„Es wird auf jeden Fall weitergehen“

Beim Fußball-Verbandsligisten SV Klarenthal gab es zuletzt wieder mal Turbulenzen. Der erst im Sommer geholte Trainer Vincenzo Simonetta ist schon wieder weg. Unter dessen Nachfolger Salvatore Mastrantonio setzt es nun eine Klatsche nach der anderen.

Eigentlich wollte Fußball-Verbandsligist SV Klarenthal unter dem im Sommer geholten Trainer Vincenzo Simonetta einen Neuanfang starten. Doch das war bereits nach acht Spielen hinfällig. Nach dem ersten Saisonsieg, einem 2:0 im Derby über den SC Großrosseln, war statt Aufbruchsstimmung plötzlich Chaos angesagt. Simonetta warf dem Verein vor, sich ihm und Spielern gegenüber nicht an Vereinbarungen gehalten zu haben - und nahm seinen Hut. Mit ihm gingen etliche Akteure, die Simonetta geholt hatte. Folge: Unter Simonettas Nachfolger Salvatore "Capo" Mastrantonio blieb der SVK zuletzt chancenlos, das mit Kreisliga-Spielern aufgefüllte Team kassierte seitdem vier Klatschen mit 1:48 Toren. Wegen Spielermangel wurde die 2. Mannschaft vom Spielbetrieb abgemeldet.

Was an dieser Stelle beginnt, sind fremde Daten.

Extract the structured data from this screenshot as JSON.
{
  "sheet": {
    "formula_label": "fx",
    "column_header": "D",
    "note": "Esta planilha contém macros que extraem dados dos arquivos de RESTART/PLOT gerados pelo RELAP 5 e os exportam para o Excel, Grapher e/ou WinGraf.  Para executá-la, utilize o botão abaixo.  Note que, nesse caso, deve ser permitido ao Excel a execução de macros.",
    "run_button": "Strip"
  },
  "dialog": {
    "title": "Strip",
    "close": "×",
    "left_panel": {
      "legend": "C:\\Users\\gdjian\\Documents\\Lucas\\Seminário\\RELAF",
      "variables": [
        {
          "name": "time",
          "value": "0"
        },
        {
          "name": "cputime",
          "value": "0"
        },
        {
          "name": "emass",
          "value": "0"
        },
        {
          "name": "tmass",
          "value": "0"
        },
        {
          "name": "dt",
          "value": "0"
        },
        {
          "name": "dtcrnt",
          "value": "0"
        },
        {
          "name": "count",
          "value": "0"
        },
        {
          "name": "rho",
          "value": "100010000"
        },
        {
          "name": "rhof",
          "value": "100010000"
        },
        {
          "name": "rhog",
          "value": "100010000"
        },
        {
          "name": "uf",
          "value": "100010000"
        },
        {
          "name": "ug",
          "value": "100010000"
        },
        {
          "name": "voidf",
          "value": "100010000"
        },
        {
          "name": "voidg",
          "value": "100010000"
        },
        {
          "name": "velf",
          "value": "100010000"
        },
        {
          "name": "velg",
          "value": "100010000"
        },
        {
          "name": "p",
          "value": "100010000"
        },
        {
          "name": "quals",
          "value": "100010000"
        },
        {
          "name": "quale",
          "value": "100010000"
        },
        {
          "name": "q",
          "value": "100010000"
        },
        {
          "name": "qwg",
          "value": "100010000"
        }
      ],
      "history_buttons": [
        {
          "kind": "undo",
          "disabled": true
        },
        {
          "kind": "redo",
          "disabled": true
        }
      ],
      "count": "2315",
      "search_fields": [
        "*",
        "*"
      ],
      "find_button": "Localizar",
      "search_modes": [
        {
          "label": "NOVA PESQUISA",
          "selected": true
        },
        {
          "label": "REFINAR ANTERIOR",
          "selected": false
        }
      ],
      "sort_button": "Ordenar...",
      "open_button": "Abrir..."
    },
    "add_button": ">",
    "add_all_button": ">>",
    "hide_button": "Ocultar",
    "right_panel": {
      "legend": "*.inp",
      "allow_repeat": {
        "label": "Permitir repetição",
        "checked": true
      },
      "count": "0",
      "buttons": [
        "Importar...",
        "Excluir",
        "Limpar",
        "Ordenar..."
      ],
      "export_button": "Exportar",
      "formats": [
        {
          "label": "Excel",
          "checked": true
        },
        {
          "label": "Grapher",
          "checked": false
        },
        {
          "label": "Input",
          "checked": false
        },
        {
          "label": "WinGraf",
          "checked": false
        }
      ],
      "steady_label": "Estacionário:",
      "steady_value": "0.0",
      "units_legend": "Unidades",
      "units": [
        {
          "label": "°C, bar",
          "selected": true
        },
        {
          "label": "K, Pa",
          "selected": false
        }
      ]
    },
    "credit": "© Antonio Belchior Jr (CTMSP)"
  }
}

Laut Klarenthals Boss Volker Bleines werde der Verein versuchen, im Winter neue Spieler zu holen: "Es wird auf jeden Fall weitergehen. Wir führen bereits Gespräche und haben auch schon Zusagen. Ob es noch zum Ligaverbleib reicht, wird man sehen. Wir bauen keinen Druck auf", sagte der Vorsitzende gestern. "Mein Wirken hier ist längerfristig geplant. Wir werden versuchen, den Verein wieder zu stabilisieren, wollen junge Menschen für den Fußball bei uns begeistern", sagt Mastrantonio.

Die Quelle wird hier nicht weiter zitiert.